BTW miscellaneous system information can be guessable and depending on how much they use may compromise the security of the seed. The CPU clock is considered Misc system info.

PP has a good shuffle, but what exactly are the sources of entropy? I have read thier page and they use mouse movement among other things, to add entropy. Mouse movement has some problems. They also have a huge key something like 2022 bits, that would make it tough. It is good enough, but they should look to more casual sources.
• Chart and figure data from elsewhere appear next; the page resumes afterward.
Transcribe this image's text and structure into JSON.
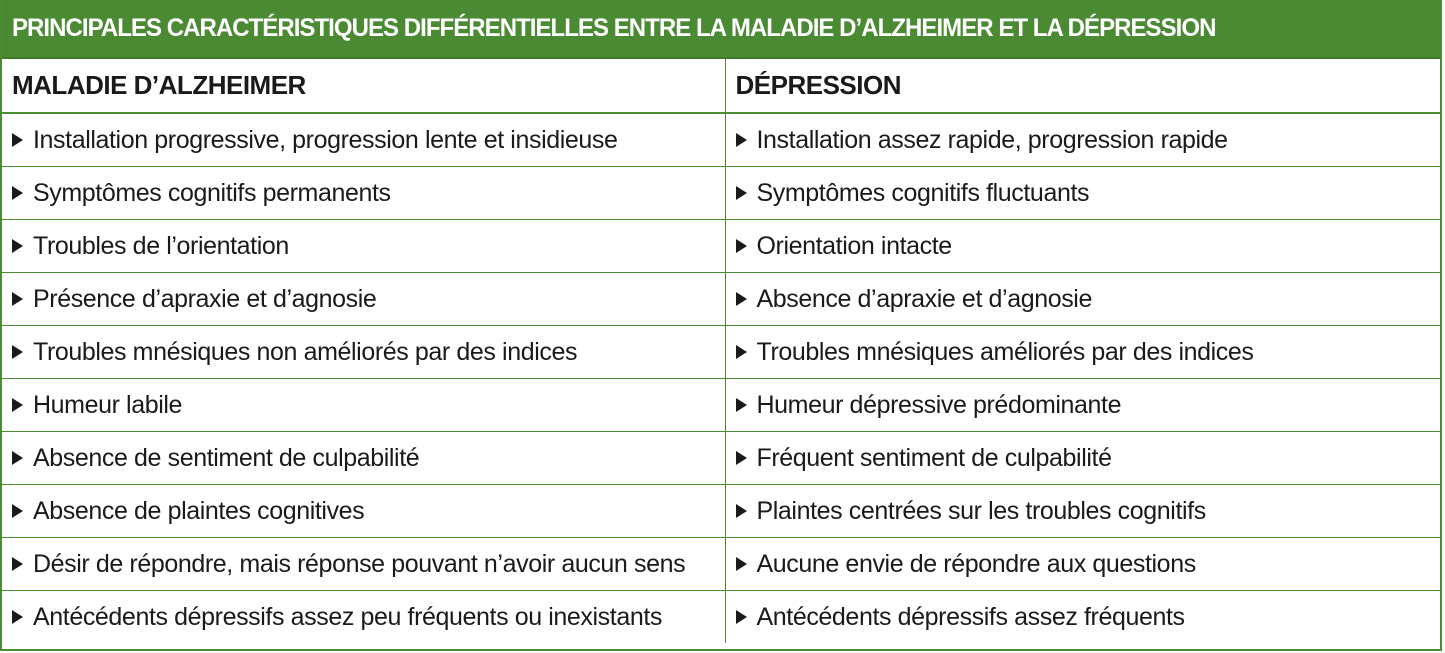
{
  "title": "PRINCIPALES CARACTÉRISTIQUES DIFFÉRENTIELLES ENTRE LA MALADIE D’ALZHEIMER ET LA DÉPRESSION",
  "colors": {
    "accent": "#4a8a32",
    "text": "#1a1a1a",
    "background": "#ffffff"
  },
  "bullet_icon": "triangle-right-icon",
  "table": {
    "headers": [
      "MALADIE D’ALZHEIMER",
      "DÉPRESSION"
    ],
    "rows": [
      [
        "Installation progressive, progression lente et insidieuse",
        "Installation assez rapide, progression rapide"
      ],
      [
        "Symptômes cognitifs permanents",
        "Symptômes cognitifs fluctuants"
      ],
      [
        "Troubles de l’orientation",
        "Orientation intacte"
      ],
      [
        "Présence d’apraxie et d’agnosie",
        "Absence d’apraxie et d’agnosie"
      ],
      [
        "Troubles mnésiques non améliorés par des indices",
        "Troubles mnésiques améliorés par des indices"
      ],
      [
        "Humeur labile",
        "Humeur dépressive prédominante"
      ],
      [
        "Absence de sentiment de culpabilité",
        "Fréquent sentiment de culpabilité"
      ],
      [
        "Absence de plaintes cognitives",
        "Plaintes centrées sur les troubles cognitifs"
      ],
      [
        "Désir de répondre, mais réponse pouvant n’avoir aucun sens",
        "Aucune envie de répondre aux questions"
      ],
      [
        "Antécédents dépressifs assez peu fréquents ou inexistants",
        "Antécédents dépressifs assez fréquents"
      ]
    ]
  }
}
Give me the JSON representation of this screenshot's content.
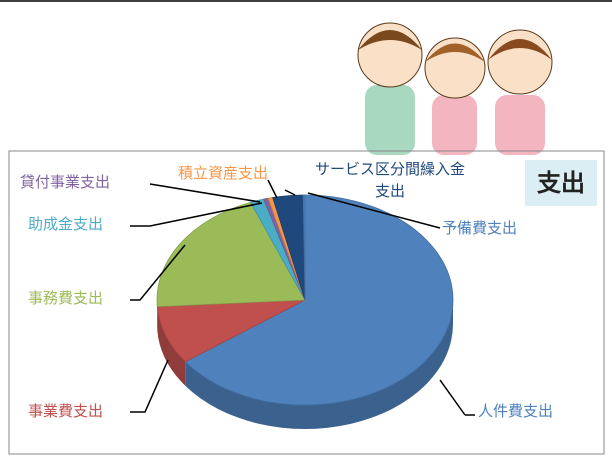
{
  "chart_data": {
    "type": "pie",
    "title": "支出",
    "categories": [
      "人件費支出",
      "事業費支出",
      "事務費支出",
      "助成金支出",
      "貸付事業支出",
      "積立資産支出",
      "サービス区分間繰入金支出",
      "予備費支出"
    ],
    "values": [
      65,
      9,
      20,
      1.5,
      0.5,
      0.5,
      3.3,
      0.2
    ],
    "colors": [
      "#4f81bd",
      "#c0504d",
      "#9bbb59",
      "#4bacc6",
      "#8064a2",
      "#f79646",
      "#1f497d",
      "#4f81bd"
    ]
  }
}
Good routine, but thee is no such thing as a proven random physical device. The physical devices are designed to produce casual data. They contain entropy but the randomness of those devices is unrecdictable and therefore may contain unpredictable bias. In other words you just do not know what is coming out and how it might come out, this seems like random but it is not, it is casual data, and that may or may not be data that is statistically correct, it is not statistically predictable. It is difficult to produce seeds that are both secure and statistically correct.